Q. So you had a background in engineering. How did you end up in marketing?


Jim, circa 1968.

Some of this is a bit sketchy in my mind, but I recall that about six months after I took the engineering job, I walked into Al Kahn’s office and inquired about getting into marketing. Al remembers this conversation better than I do – he says my words were “keep an eye on me”. But the crux was that I thought I could do more for the company in marketing than in engineering.

So they started sending me literature projects that needed to be written and managed, rep bulletins, dealer letters and the like. Then they asked me to do a “sales presentation” for a microphone I’d developed. This didn’t bother me at all. I had a ball doing it, and from then on, I was in marketing and sales.

Q. At that time, what was EV’s status in pro audio?

EV was one of the dominant microphone companies in virtually all applications, and they were also big in hi-fi gear and to a certain extent, provided commercial sound equipment.

When I first arrived, they were at the end of a major investment in an organ product. It was an interesting device, with a spinning capacity disk. A waveform of recorded pipe organ tracks was applied to the disk to create the sound. It sounded real good and they sold a bunch of them, but there were too many entrenched organ companies and EV couldn’t get a toehold in the market. So that went away, but it was fascinating.
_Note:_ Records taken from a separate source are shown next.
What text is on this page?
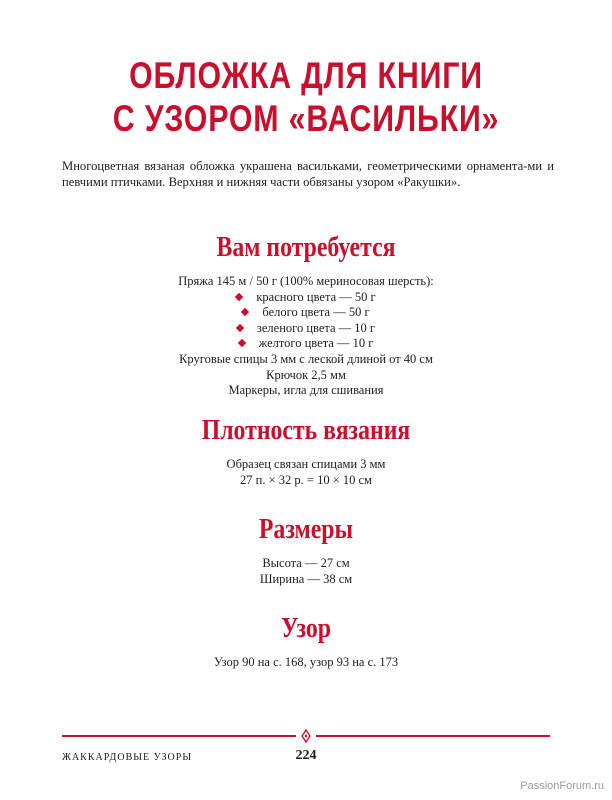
ОБЛОЖКА ДЛЯ КНИГИ
С УЗОРОМ «ВАСИЛЬКИ»

Многоцветная вязаная обложка украшена васильками, геометрическими орнамента-ми и певчими птичками. Верхняя и нижняя части обвязаны узором «Ракушки».

Вам потребуется
Пряжа 145 м / 50 г (100% мериносовая шерсть):
красного цвета — 50 г
белого цвета — 50 г
зеленого цвета — 10 г
желтого цвета — 10 г
Круговые спицы 3 мм с леской длиной от 40 см
Крючок 2,5 мм
Маркеры, игла для сшивания
Плотность вязания
Образец связан спицами 3 мм
27 п. × 32 р. = 10 × 10 см
Размеры
Высота — 27 см
Ширина — 38 см
Узор
Узор 90 на с. 168, узор 93 на с. 173
ЖАККАРДОВЫЕ УЗОРЫ	224
PassionForum.ru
I remember seeing a JBL 375 large-format compression driver acting as a door-stop in engineering. I didn’t even know what it was. The director of engineering at that time, John Gilliam, explained that it was a professional sound driver and that we (EV) should make them someday.

About 1973, John started designing a driver, and horn work was also ongoing, with Don Keele serving as the project engineer on the first constant directivity horn. The idea for constant directivity came from John Gilliam and, in particular, Ray Newman, as I recall. Don was relatively new to the company at that point, and he took the idea and ran with it, did a bunch of measurements, made the product a reality.

So we ended up with these funny-looking white, fiberglass horns - the first CD horns. There was no bass system, no enclosures… and no marketing plan.